An efficient and novel detection technique for next generation web-based exploitation kits

Süren, Emre
The prevalence and non-stop evolving technical sophistication of Exploit Kits (EKs) is one of the most challenging shifts in the modern cybercrime landscape. Over the last few years, malware infection via drive-by download attacks have been orchestrated with EK infrastructures. An EK serves various types of malicious content via several threat vectors for a variety of criminal attempts, which are mostly monetarycentric. In this dissertation, an in-depth discussion of the EK philosophy and internals is provided. A content analysis is introduced for the EK families where special context-aware properties are identified. A key observation is that while the webpage contents have drastic differences between distinct intrusions executed through the same EK, the patterns in URL addresses stay similar. This is due to the fact that auto-generated URLs by EK platforms follow specific templates. This dissertation proposes a new lightweight technique to quickly categorize unknown EK families with high accuracy leveraging machine learning algorithms with novel URL features.

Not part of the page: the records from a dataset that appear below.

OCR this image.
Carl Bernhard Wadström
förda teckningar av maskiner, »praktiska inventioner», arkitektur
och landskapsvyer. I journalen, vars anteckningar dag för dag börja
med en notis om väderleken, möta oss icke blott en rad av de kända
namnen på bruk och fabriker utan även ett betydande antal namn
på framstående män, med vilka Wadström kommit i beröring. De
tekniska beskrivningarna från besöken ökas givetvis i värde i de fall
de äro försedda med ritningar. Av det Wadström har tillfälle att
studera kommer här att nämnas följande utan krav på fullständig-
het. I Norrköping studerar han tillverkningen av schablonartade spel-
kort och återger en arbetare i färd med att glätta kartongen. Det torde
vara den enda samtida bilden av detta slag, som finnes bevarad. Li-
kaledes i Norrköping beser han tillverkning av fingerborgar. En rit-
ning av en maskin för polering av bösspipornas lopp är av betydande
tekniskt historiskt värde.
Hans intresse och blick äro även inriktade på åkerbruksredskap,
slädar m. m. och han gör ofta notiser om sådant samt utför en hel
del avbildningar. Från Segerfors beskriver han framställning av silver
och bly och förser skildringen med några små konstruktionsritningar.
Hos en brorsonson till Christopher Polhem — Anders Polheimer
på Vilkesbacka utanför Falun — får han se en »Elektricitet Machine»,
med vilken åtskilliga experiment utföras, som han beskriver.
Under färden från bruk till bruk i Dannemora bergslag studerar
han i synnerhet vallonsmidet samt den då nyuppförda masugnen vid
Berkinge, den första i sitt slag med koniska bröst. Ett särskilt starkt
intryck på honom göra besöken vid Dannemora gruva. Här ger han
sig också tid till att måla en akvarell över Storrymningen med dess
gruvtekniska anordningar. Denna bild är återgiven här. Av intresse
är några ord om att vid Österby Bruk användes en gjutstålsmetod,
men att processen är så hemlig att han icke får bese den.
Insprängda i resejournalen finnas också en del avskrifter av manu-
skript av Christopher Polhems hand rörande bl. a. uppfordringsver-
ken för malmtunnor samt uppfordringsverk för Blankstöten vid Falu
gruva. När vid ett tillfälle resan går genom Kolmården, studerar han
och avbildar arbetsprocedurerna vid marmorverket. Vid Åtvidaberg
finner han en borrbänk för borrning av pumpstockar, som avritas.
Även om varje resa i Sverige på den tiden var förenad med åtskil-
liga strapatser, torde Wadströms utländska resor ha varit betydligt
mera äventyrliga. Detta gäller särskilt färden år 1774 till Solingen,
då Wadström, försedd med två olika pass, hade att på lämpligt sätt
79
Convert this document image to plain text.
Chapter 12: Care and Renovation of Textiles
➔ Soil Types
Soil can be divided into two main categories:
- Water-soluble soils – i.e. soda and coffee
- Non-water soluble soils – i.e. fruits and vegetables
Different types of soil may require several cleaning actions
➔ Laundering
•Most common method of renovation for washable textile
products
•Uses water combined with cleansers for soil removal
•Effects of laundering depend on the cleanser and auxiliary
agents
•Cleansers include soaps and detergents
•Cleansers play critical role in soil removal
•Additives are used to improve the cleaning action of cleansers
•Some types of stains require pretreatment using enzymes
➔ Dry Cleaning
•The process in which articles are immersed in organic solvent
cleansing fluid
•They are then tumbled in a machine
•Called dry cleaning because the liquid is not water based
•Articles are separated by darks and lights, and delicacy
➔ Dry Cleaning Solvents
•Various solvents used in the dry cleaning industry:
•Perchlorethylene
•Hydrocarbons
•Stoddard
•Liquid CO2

Rather than analyzing each URL individually, the proposed overall URL patterns approach examines all URLs associated with an EK infection. The method has been evaluated with a popular and publicly available dataset that contains 240 different real-world infection cases involving over 2250 URLs, the incidents being linked with the 4 major EK flavors that occurred throughout the year 2016. In the experiments, the system achieves up to 93.7% clustering accuracy and up to 100% classification accuracy with the estimators experimented.